On a remonté la piste d’un rôdeur solitaire. jusqu’à la mauvaise conclusion.

Je pars à pied, poncho rabattu, lance-pierres chargé. J’ai repéré des traces fraîches sur un sol boueux, empreintes irrégulières, déformées par la pluie récente. Pas de doute, un rôdeur solitaire avance vers l’est, probablement blessé ou fatigué.

Le terrain est traître : tôles rouillées, plaques branlantes, câbles pendants. Je pose un piège à mâchoires artisanales près d’un passage étroit, camouflé sous les feuilles mortes. Si la bête s’y prend, ça ralentira la poursuite.

Je progresse lentement, en silence. Le vent me porte l’odeur âcre de la décomposition mêlée à celle du métal chaud. Un sifflement lointain, peut-être un corbeau ou un sifflet à distance mal réglé. Je reste sur mes gardes.

À un moment, je surprends un bruit de pas discrets, humains. Je me fige. Rien. Juste un souffle court. Peut-être un mirage. Ou une embuscade. Je serre le couteau.

Je poursuis, les yeux rivés au sol, cherchant des éclats de chair ou des poils accrochés aux branches.
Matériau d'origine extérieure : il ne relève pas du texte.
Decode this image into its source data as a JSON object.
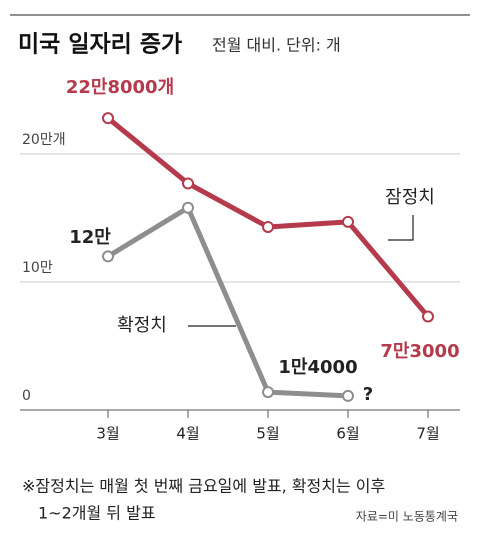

Le rôdeur a laissé des traces de sang séché, signe qu’il est affaibli. Mon cœur s’accélère. Pas à cause de la peur. Plutôt un mélange de colère froide et de tristesse.

Je revois Emily, ses yeux terrifiés, Lucas criant derrière elle… Pourquoi j’ai pas bougé ?

J’arrive près d’un ancien entrepôt, le cœur de la zone. Le piège est intact. Trop calme. Je tends l’oreille. Aucun grognement. L’ombre d’un mouvement dans la pénombre. Je me déplace à pas feutrés, prêt à décocher une fléchette empoisonnée.

Soudain, un bruit de pierre roulante. Je me baisse. Le piège s’est déclenché. Pas sur le rôdeur. Sur un chien errant, maigre, haletant. Il gémissait. Rien d’autre.

Je maudis mon erreur. Le piège a fonctionné, mais pas contre la cible. Le chien s’enfuit en boitant. L’ombre s’éloigne aussi.

Je poursuis encore une heure. La nuit tombe. Je finis par tomber sur des ossements, un crâne humain à moitié rongé. Pas de rôdeur. Juste un piège du passé.

Je doute. Ai-je vraiment suivi la bonne piste ? Ou ai-je laissé mon esprit jouer des tours ?

  • La piste du rôdeur solitaire s’est perdue au détour d’un piège.
  • Aucun contact direct, aucune confrontation.
  • Ressources : zéro.
  • Piège utilisé, mais mal placé.
  • Fatigue croissante, esprit en alerte permanente.
  • Doute : ce rôdeur existait-il vraiment ? Ou n’était-ce qu’un leurre ?
  • La Carrière reste imprévisible. Chaque ombre peut être mortelle.
  • Besoin de recalibrer les pièges, moins de précipitation.
  • La solitude pèse. Parler à un chien aurait été moins cruel que ce silence.
  • La peur me ronge, mais je dois avancer.

“Ils ne m’ont pas laissé le choix. Je dois survivre. Pour eux. Même si ça fait mal.”

Fin incertaine. Le vent emporte les bruits. La traque continue, peut-être vaine.